Mal hecho. Islandia, obra de la dramaturga catalana Lluïsa Cunillé, nos invita a hacer un viaje a ese pasado. Un viaje incómodo, fatigoso, sin concesiones: no hay lugar para el turismo ni el entretenimiento. No les voy a mentir, este no es un texto fácil, requiere atención y le sobran algunos momentos discursivos, pero es un texto necesario: nos traslada justo al instante posterior al batacazo, ese momento de confusión en el que uno todavía no sabe lo que ha pasado ni por qué. Y nos recuerda desde la primera escena, con un bucle temporal fantástico, que aquello que pasó puede volver a pasar.
La obra se plantea en verdad como un viaje: el de un chico de 15 años que vuela de Islandia a Nueva York en los años más duros de la depresión económica. En la ciudad americana conocerá a una serie de personajes marginales, los más castigados por la crisis, que transformarán su ingenuidad en desazón. Se echa en falta ese tránsito en la interpretación del actor que encarna el papel del chico (el joven Abel Rodríguez): su trabajo resulta demasiado plano, no hay metamorfosis.
Islandia
Texto: Lluïsa Cunillé. Dirección: Xavier Albertí. Reparto: Joan Anguera, Lurdes Barba, Paula Blanco, Juan Codina, Oriol Genís, Jordi Oriol, Albert Pérez, Albert Prat, Lucía Quintana y Abel Rodríguez. Escenografía: Max Glaenzel. Iluminación: Ignasi Camprodon. Vestuario: María Araujo. Sonido: Lucas Ariel Vallejo. Producción del Teatre Nacional de Catalunya. Teatro María Guerrero. Madrid. Hasta el 1 de julio.
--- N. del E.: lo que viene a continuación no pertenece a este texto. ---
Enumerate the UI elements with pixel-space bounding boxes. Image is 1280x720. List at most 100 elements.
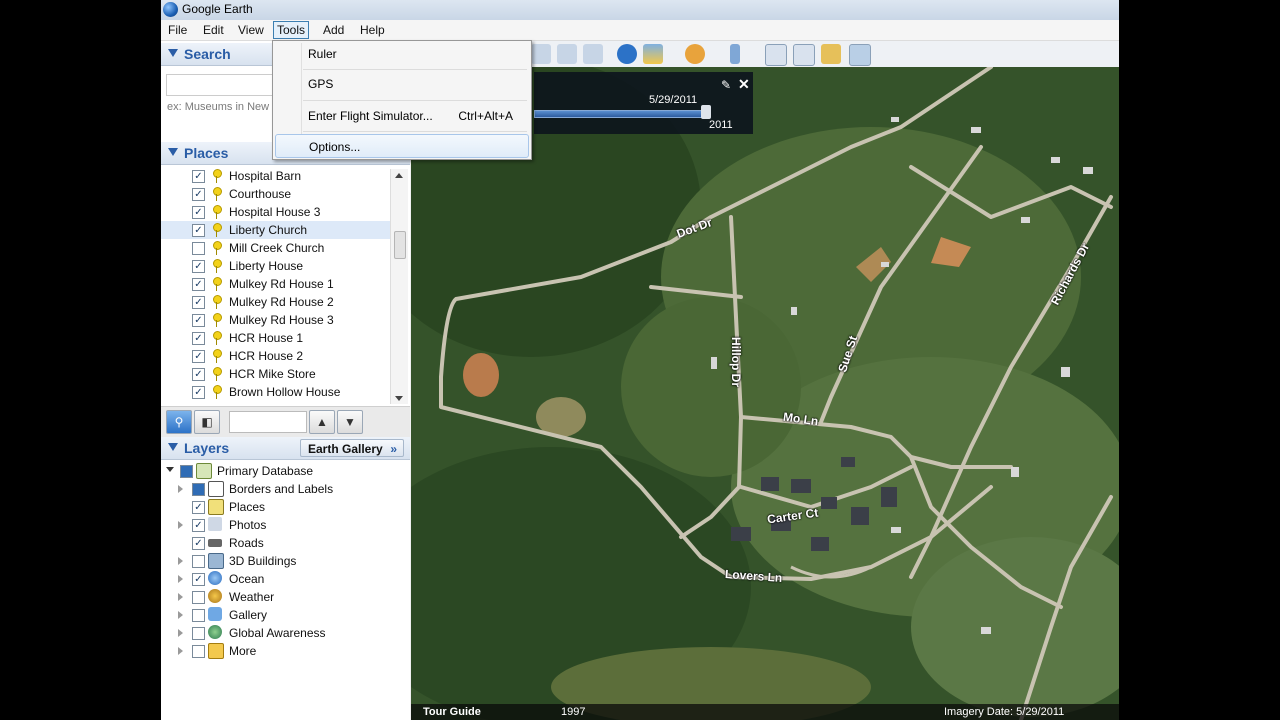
layer-item[interactable]: ✓ Places bbox=[161, 498, 410, 516]
wrench-icon[interactable]: ✎ bbox=[721, 78, 731, 92]
place-checkbox[interactable]: ✓ bbox=[192, 224, 205, 237]
layer-item[interactable]: Borders and Labels bbox=[161, 480, 410, 498]
place-checkbox[interactable]: ✓ bbox=[192, 188, 205, 201]
tour-guide-button[interactable]: Tour Guide bbox=[423, 706, 481, 718]
layer-checkbox[interactable] bbox=[192, 645, 205, 658]
menu-item-options[interactable]: Options... bbox=[275, 134, 529, 158]
place-checkbox[interactable]: ✓ bbox=[192, 332, 205, 345]
sunlight-icon[interactable] bbox=[643, 44, 663, 64]
add-path-icon[interactable] bbox=[531, 44, 551, 64]
layer-checkbox[interactable] bbox=[192, 609, 205, 622]
layer-item[interactable]: Gallery bbox=[161, 606, 410, 624]
place-item[interactable]: ✓ Hospital House 3 bbox=[161, 203, 391, 221]
email-icon[interactable] bbox=[765, 44, 787, 66]
layer-checkbox[interactable] bbox=[192, 483, 205, 496]
layers-panel-header[interactable]: Layers Earth Gallery » bbox=[161, 437, 410, 460]
place-label: Liberty House bbox=[229, 259, 304, 273]
place-item[interactable]: ✓ HCR Mike Store bbox=[161, 365, 391, 383]
layer-item[interactable]: 3D Buildings bbox=[161, 552, 410, 570]
layer-item[interactable]: More bbox=[161, 642, 410, 660]
menu-bar: File Edit View Tools Add Help bbox=[161, 20, 1119, 41]
upload-icon[interactable] bbox=[849, 44, 871, 66]
place-checkbox[interactable]: ✓ bbox=[192, 314, 205, 327]
ruler-icon[interactable] bbox=[730, 44, 740, 64]
expanded-triangle-icon[interactable] bbox=[166, 467, 174, 472]
close-icon[interactable]: ✕ bbox=[738, 76, 750, 93]
place-item[interactable]: ✓ Courthouse bbox=[161, 185, 391, 203]
expand-triangle-icon[interactable] bbox=[178, 593, 183, 601]
place-item[interactable]: ✓ Brown Hollow House bbox=[161, 383, 391, 401]
expand-triangle-icon[interactable] bbox=[178, 485, 183, 493]
menu-help[interactable]: Help bbox=[357, 22, 388, 38]
print-icon[interactable] bbox=[793, 44, 815, 66]
expand-triangle-icon[interactable] bbox=[178, 557, 183, 565]
planets-icon[interactable] bbox=[685, 44, 705, 64]
layer-checkbox[interactable] bbox=[192, 591, 205, 604]
earth-gallery-button[interactable]: Earth Gallery » bbox=[300, 439, 404, 457]
places-scrollbar[interactable] bbox=[390, 169, 408, 404]
menu-item-ruler[interactable]: Ruler bbox=[275, 42, 529, 66]
layer-item[interactable]: ✓ Ocean bbox=[161, 570, 410, 588]
toggle-panel-button[interactable]: ◧ bbox=[194, 410, 220, 434]
layer-item[interactable]: Weather bbox=[161, 588, 410, 606]
place-checkbox[interactable]: ✓ bbox=[192, 260, 205, 273]
search-input[interactable] bbox=[166, 74, 277, 96]
layer-root[interactable]: Primary Database bbox=[161, 462, 410, 480]
add-overlay-icon[interactable] bbox=[557, 44, 577, 64]
layer-item[interactable]: Global Awareness bbox=[161, 624, 410, 642]
place-item[interactable]: ✓ Mulkey Rd House 1 bbox=[161, 275, 391, 293]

La dirección de Xavier Albertí es sutil, deja todo el protagonismo al texto, que ciertamente es poderoso tanto en los diálogos como en su estructura. Tampoco hace concesiones Albertí: no acelera el ritmo, marca los silencios —tan importantes en la escritura de Cunillé— y no fuerza emociones. Lo mejor de su puesta en escena es la atmósfera que consigue: árida y áspera, con la textura de las pesadillas. Contribuye a ello la magnífica escenografía que firma Max Glaenzel, que lo mismo evoca un aparcamiento que un callejón lleno de ratas o un túnel de metro. Todos ellos espacios subterráneos, huecos, inquietantes.